Part of the difficulty in regulating online privacy is the speed of technological innovation. Just as it becomes remarkably easy for us to share our information with others, it also becomes cheaper and easier to crunch and analyze that information - and store it forever, if necessary.

Stewart A. Baker, a former assistant secretary at the Department of Homeland Security, is among those who see enormous benefits for private companies and government agencies alike. To fight it on privacy grounds, he argued, would be largely futile. "You can't really have a property interest in data," he argued. "It's going to get cheaper to reproduce it. It's going to get reproduced and stored. It's going to get copied."

Privacy advocates worry about the consequences. Most people may not have much to hide. For a few, not sharing personal information may be vital.

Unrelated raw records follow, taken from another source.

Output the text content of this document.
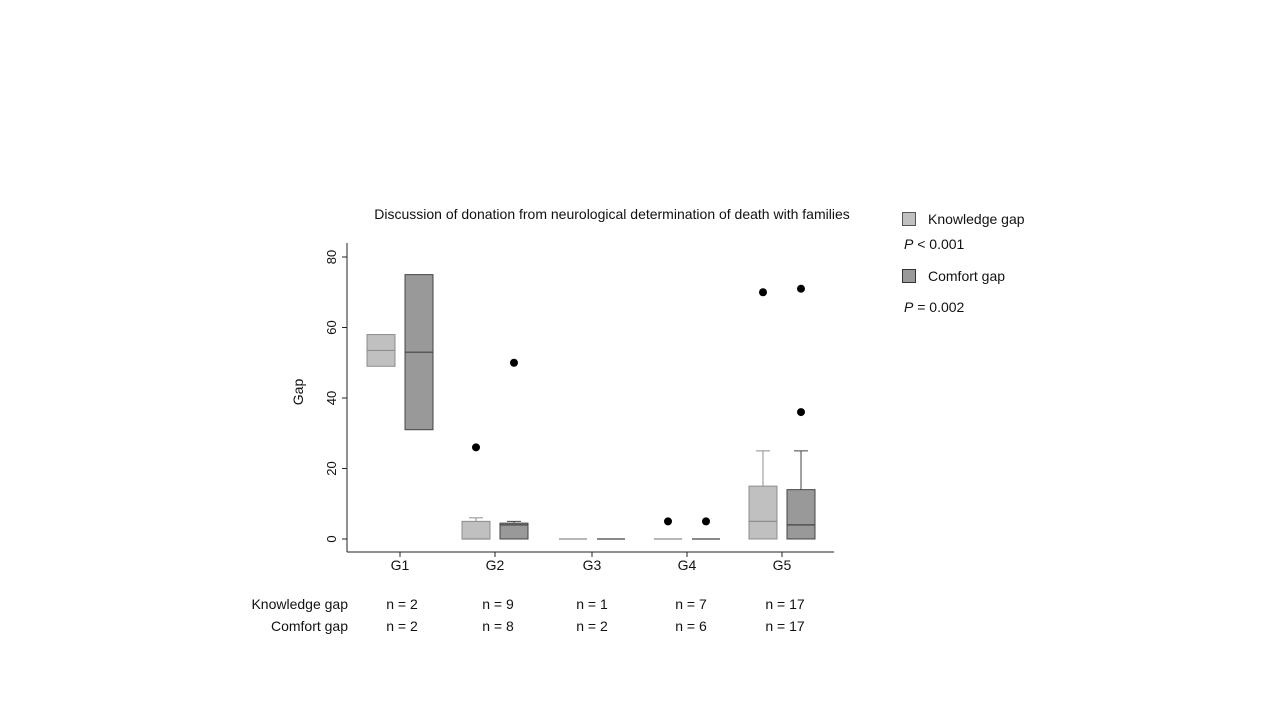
Discussion of donation from neurological determination of death with families
Gap
0
20
40
60
80
G1	G2	G3	G4	G5
Knowledge gap
P < 0.001
Comfort gap
P = 0.002
Knowledge gap	n = 2	n = 9	n = 1	n = 7	n = 17
Comfort gap	n = 2	n = 8	n = 2	n = 6	n = 17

They're the ones who need the protection of the law, argued Rebecca MacKinnon, a fellow at the New America Foundation and author of "Consent of the Networked," a book about digital freedom.

"It may be victims of domestic abuse who don't want to be stalked or tracked, or it could be dissidents in Syria, or someone who has weird opinions and could mistakenly end up on a watch list when they don't deserve it," said Ms. MacKinnon. "If you have a democratic society, the point is not to say whatever is good for the majority is all we need."